As per our prerequisites, you should have a Digital Ocean server. First, make a new directory on your server. If you don’t have one, use this referral link to get $100 Digital Ocean credit.

$ mkdir ~/simple-crud

Next, using a terminal in your local project directory, copy the necessary files to your server by running the following command:

$ scp package-lock.json package.json server.js ubuntu@YOUR_IP:./simple-crud/

Replace ubuntu with the user you created, and YOUR_IP` with your servers public IP address.

We’ve now copied our package-lock.json, package.json and server.js file to our new simple-crud folder on our server.

Next, while in the simple-crud folder on your server, install the applications dependencies:

$ npm i

Lastly, start the application using PM2:

$ pm2 start server.js --name "simple-crud"

To make sure the application has started correctly, you can run pm2 logs and ensure you see the following log line:

$ pm2 logs
0|simple-c | App listening on port 3000!

Next, we’ll amend the default NGINX server block to forward all requests to our application.

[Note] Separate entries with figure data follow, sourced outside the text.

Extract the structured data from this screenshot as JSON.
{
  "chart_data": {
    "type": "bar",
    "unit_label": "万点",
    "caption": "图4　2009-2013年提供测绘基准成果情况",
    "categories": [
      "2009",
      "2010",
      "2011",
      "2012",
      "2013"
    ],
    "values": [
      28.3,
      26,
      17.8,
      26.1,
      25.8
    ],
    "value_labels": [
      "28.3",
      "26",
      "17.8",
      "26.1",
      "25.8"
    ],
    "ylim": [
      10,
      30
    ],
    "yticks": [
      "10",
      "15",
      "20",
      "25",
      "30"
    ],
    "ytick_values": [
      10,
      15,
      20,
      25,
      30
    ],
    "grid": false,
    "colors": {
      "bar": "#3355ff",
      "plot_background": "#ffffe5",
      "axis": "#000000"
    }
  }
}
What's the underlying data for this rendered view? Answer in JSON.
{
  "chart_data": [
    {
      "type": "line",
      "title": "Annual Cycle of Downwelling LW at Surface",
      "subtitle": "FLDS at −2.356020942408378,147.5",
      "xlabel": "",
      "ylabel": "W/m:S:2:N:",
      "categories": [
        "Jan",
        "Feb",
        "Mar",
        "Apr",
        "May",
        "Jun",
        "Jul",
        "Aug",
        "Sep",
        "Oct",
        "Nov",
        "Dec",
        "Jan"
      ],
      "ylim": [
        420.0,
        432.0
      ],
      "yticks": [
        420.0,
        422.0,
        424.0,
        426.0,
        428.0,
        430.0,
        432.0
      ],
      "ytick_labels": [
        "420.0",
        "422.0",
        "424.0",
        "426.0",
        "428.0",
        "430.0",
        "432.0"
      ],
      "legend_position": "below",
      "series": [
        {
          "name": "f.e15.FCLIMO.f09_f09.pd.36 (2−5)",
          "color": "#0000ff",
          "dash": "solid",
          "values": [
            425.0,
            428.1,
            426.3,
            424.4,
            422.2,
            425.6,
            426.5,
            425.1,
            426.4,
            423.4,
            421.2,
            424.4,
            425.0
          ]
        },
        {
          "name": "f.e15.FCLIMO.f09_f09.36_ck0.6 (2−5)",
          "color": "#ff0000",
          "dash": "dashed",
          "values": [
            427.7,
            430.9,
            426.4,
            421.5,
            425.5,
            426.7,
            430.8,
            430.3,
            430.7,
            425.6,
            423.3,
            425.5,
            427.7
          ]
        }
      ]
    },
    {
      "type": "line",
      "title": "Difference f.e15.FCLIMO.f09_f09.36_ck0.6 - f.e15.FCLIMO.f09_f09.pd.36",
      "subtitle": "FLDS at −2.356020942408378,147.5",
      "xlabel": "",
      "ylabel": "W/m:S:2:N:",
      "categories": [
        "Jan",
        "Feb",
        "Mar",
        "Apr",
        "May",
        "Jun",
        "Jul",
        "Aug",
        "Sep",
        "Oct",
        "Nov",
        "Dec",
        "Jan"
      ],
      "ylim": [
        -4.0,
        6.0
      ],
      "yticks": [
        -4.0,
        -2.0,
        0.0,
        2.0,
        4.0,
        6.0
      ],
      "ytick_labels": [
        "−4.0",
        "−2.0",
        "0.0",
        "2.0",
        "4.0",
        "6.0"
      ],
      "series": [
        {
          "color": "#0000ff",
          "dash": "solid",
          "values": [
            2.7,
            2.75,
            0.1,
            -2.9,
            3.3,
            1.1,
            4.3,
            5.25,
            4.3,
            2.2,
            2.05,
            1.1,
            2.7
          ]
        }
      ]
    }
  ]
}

Use vi to edit the default configuration:

$ sudo vi /etc/nginx/sites-available/default

Then, replace the root location (location /) with the following code, which will forward any HTTP requests to our application.

location / {
	proxy_pass http://localhost:3000;
    proxy_http_version 1.1;
    proxy_set_header Upgrade $http_upgrade;
    proxy_set_header Connection 'upgrade';
    proxy_set_header Host $host;
    proxy_cache_bypass $
}

In this step we took our application from only running on our laptop, to running on a Digital Ocean server, meaning our application can be accessed from anywhere in the world!

Step 4 — Use our new API, hosted on Digital Ocean, instead of localhost

We now have an application running on a Digital Ocean server, that can be accessed from anywhere in the world. We know how to access our API locally, but how do we interact with it now?

We just replace localhost with our public IP address in our CURL commands:

$ curl -X GET 'http://157.245.243.1/employee/sbrown'
{"firstName":"Steve","lastName":"Brown","department":"Engineering"}

$ curl -X POST 'http://157.245.243.1/employee' -H 'content-type: application/json' --data '{"firstName": "John", "lastName": "Doe", "department": "engineering"}'
OK

$ curl -X DELETE 'http://157.245.243.1/employee/jsmith'
OK

Conclusion

You have successfully created a CRUD API, with in-memory state, and you deployed it to a Digital Ocean server meaning you can interact with it from anywhere using a public IP address.